Sisley spent most of his life working in the villages and countryside around Paris. Initially he lived in or near Louveciennes (1871-74), Marly-le-Roi (1875-77) and Sèvres (1877-79) and showed a special interest in river and snow scenes. In later years (1880-99) he resided near Fontainebleau in the hamlets of Veneux-Nadon and neighboring Moret, at the juncture of the Seine and Loing rivers, where he repeatedly painted the banks of these waterways and the adjacent fields.

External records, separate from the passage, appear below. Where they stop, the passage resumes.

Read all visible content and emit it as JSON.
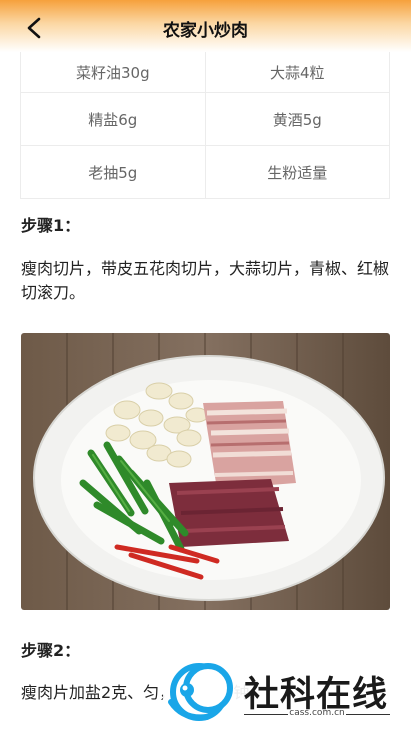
{
  "header": {
    "title": "农家小炒肉"
  },
  "ingredients": [
    [
      "菜籽油30g",
      "大蒜4粒"
    ],
    [
      "精盐6g",
      "黄酒5g"
    ],
    [
      "老抽5g",
      "生粉适量"
    ]
  ],
  "steps": [
    {
      "title": "步骤1：",
      "text": "瘦肉切片，带皮五花肉切片，大蒜切片，青椒、红椒切滚刀。"
    },
    {
      "title": "步骤2：",
      "text": "瘦肉片加盐2克、料酒，抓匀，腌制5分钟。",
      "visible_text": "瘦肉片加盐2克、匀，腌制5分钟。"
    }
  ],
  "watermark": {
    "brand": "社科在线",
    "url": "cass.com.cn"
  },
  "colors": {
    "header_accent": "#f6a13c",
    "watermark_blue": "#1aa6e8"
  }
}
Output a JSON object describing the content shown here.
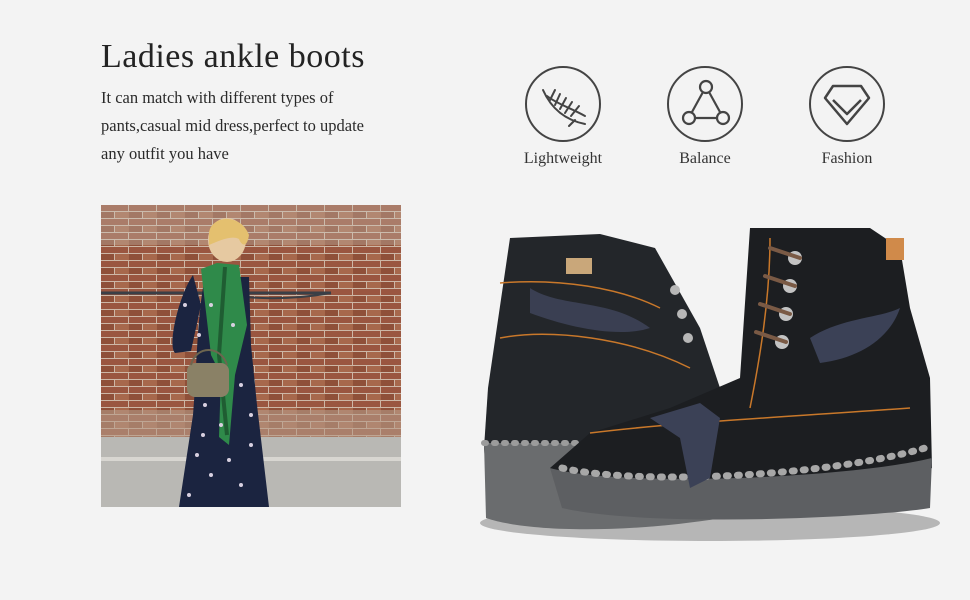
{
  "heading": {
    "title": "Ladies ankle boots",
    "description_lines": [
      "It can match with different types of",
      "pants,casual mid dress,perfect to update",
      "any outfit you have"
    ]
  },
  "features": [
    {
      "label": "Lightweight",
      "icon": "feather-icon"
    },
    {
      "label": "Balance",
      "icon": "triangle-nodes-icon"
    },
    {
      "label": "Fashion",
      "icon": "diamond-icon"
    }
  ],
  "colors": {
    "background": "#f3f3f3",
    "icon_stroke": "#444444",
    "boot_leather": "#1f2124",
    "stitching": "#c9782a",
    "brick": "#9a5a43"
  }
}
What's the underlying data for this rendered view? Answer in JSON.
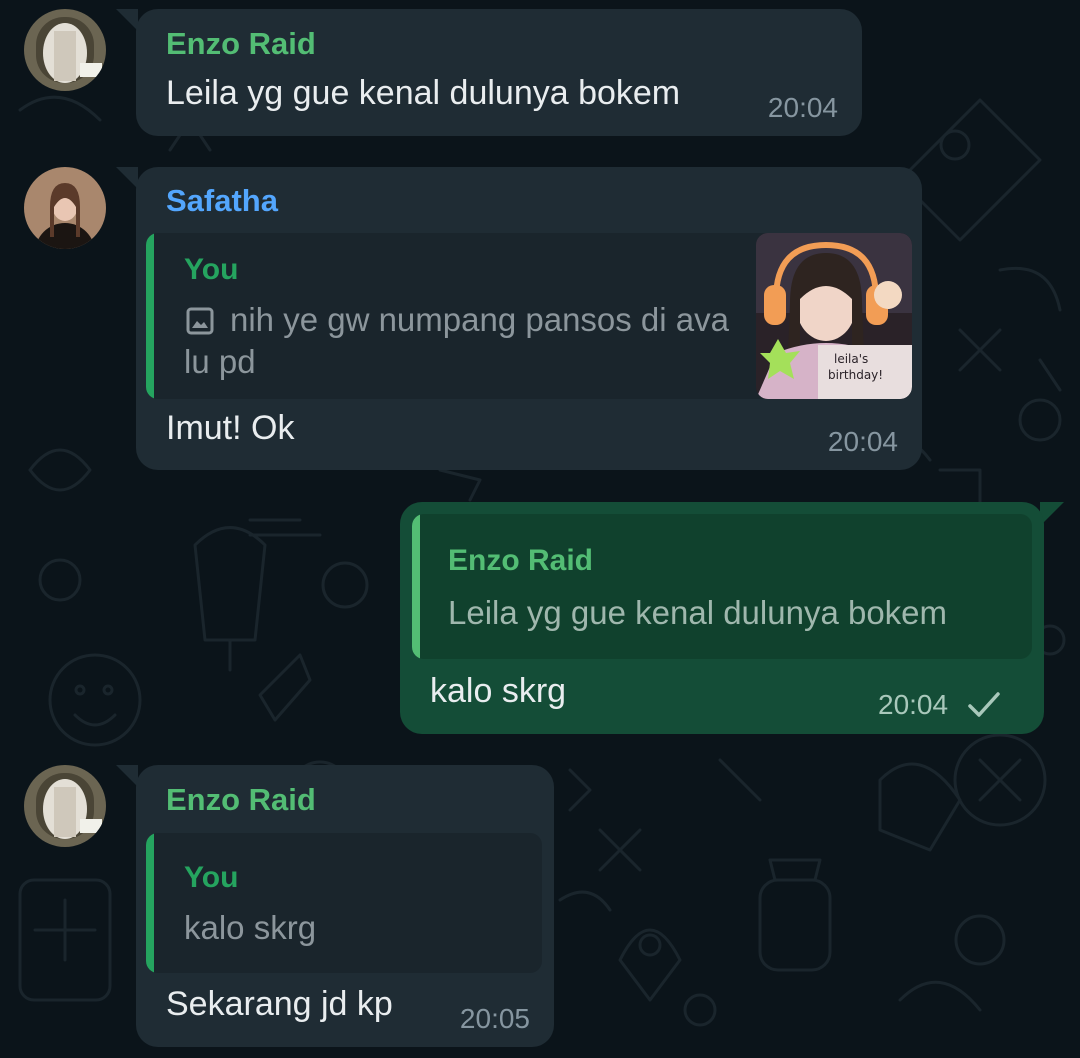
{
  "colors": {
    "background": "#0b141a",
    "incoming_bubble": "#1f2c34",
    "outgoing_bubble": "#144d37",
    "enzo_name": "#53bd74",
    "safatha_name": "#53a6fd",
    "you_name": "#25a45f",
    "time": "#8696a0"
  },
  "messages": [
    {
      "sender": "Enzo Raid",
      "text": "Leila yg gue kenal dulunya bokem",
      "time": "20:04"
    },
    {
      "sender": "Safatha",
      "quote": {
        "author": "You",
        "icon": "image-icon",
        "text": "nih ye gw numpang pansos di ava lu pd",
        "thumbnail_caption": "leila's birthday!"
      },
      "text": "Imut! Ok",
      "time": "20:04"
    },
    {
      "sender": "You",
      "quote": {
        "author": "Enzo Raid",
        "text": "Leila yg gue kenal dulunya bokem"
      },
      "text": "kalo skrg",
      "time": "20:04",
      "status_icon": "single-check-icon"
    },
    {
      "sender": "Enzo Raid",
      "quote": {
        "author": "You",
        "text": "kalo skrg"
      },
      "text": "Sekarang jd kp",
      "time": "20:05"
    }
  ]
}
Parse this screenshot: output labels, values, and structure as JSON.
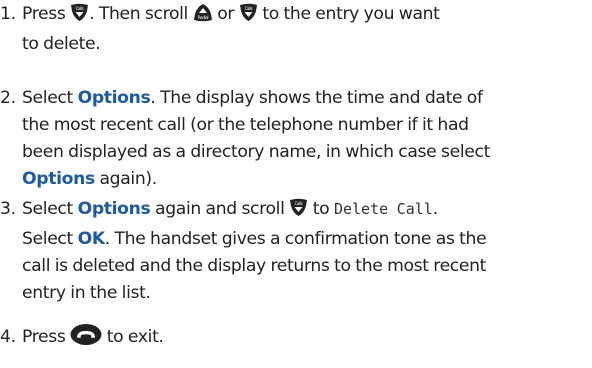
{
  "steps": [
    {
      "num": "1.",
      "line1a": "Press",
      "line1b": ". Then scroll",
      "line1c": "or",
      "line1d": "to the entry you want",
      "line2": "to delete."
    },
    {
      "num": "2.",
      "line1a": "Select",
      "kw1": "Options",
      "line1b": ". The display shows the time and date of",
      "line2": "the most recent call (or the telephone number if it had",
      "line3": "been displayed as a directory name, in which case select",
      "kw2": "Options",
      "line4b": "again)."
    },
    {
      "num": "3.",
      "line1a": "Select",
      "kw1": "Options",
      "line1b": "again and scroll",
      "line1c": "to",
      "lcd": "Delete Call",
      "line1d": ".",
      "line2a": "Select",
      "kw2": "OK",
      "line2b": ". The handset gives a confirmation tone as the",
      "line3": "call is deleted and the display returns to the most recent",
      "line4": "entry in the list."
    },
    {
      "num": "4.",
      "line1a": "Press",
      "line1b": "to exit."
    }
  ],
  "icons": {
    "calls": "Calls",
    "redial": "Redial"
  }
}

Produced at the onset of his final Moret period, _Apple Trees in Flower_ of 1880 portrays the crisp, breezy weather of early spring, when the chill of winter still lingers on the land. Its forms merely summarized by Sisley's dappling, Impressionist brush, the landscape is brought into structural focus through the anchoring verticals of the blossoming fruit trees. The receding lines of the trees also create a sense of deep space, a characteristic feature of Sisley's art.
Sisley relished the challenge of capturing the transitory effects of light and weather and the fleeting magic of seasonal change. In an enthusiastic letter written from Moret in the spring of 1883, he reported:
The weather has been wonderful. I have started work again, but unfortunately, because it has been such a dry spring, the fruit trees are not flowering all at once, and the blossoms are dropping very quickly. And I am trying to paint them!
Jefferson C. Harrison. _The Chrysler Museum Handbook of the European and American Collections: Selected Paintings, Sculpture and Drawings_. Norfolk, VA: The Chrysler Museum, 1991, No. 111, 140; Color ill. 140.